Disposable Email Services
Most people are so afraid of spam they start a secondary email account just for use on sites they don’t trust yet. This is generally a great idea. Yet signing up for an email account takes a lot of effort. Even with free services it doesn’t always free right: Gmail keeps you logged in across Google if you forget to log out, registering to Hotmail takes more work than writing an essay.
That’s why disposable email services have cropped up. Technically it’s an easy service to build, so they’ve spread like wildfire, trying their best to get as much Google ad traffic as possible. There’s a few services out there that do a good job of this simple problem.

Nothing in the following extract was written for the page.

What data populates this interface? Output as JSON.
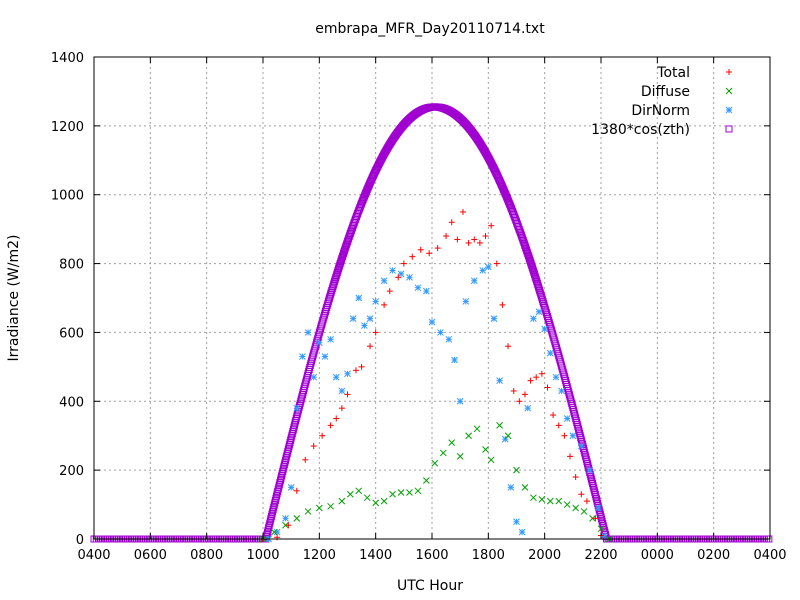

The one I’ve been using for a few years now is Mailinator. Mailinator claims to be the first disposable email service. It has some limitations: attachments are stripped out (stopping viruses), the maximum email size is 120k and mailboxes can only hold 10 messages at once. There’s no signup or password for the service, which means anyone can read your mail. However, the mailbox’s name itself can work like a password if it’s obscure enough.

GuerrillaMail is a more simple service with similar limitations: attachments are stripped and it don’t like long messages. It also claims mails expire after 15 minutes, but the counter actually says 1 hour when it’s used. This time limit can be extended by clicking a link. The email address also has an RSS feed. I tried adding the feed to Google Reader and it works.

whspr solves the problem differently. Let’s say you want to get emails from people on a forum or on Twitter without giving out your address. How do you do that without hosting a contact form? Whspr solves this problem by giving your email account a URL where a contact form is hosted, complete with a captcha code to cut down spam. Now, this won’t help with signing up to a site that you don’t trust, but it will let you communicate with people on a public forum without revealing your address.
Since Mailinator appeared there’s been dozens, if not hundreds of these sites. Several have dropped offline, so I recommend sticking with Mailinator. Whspr seems great for those of you without the ability to host contact forms.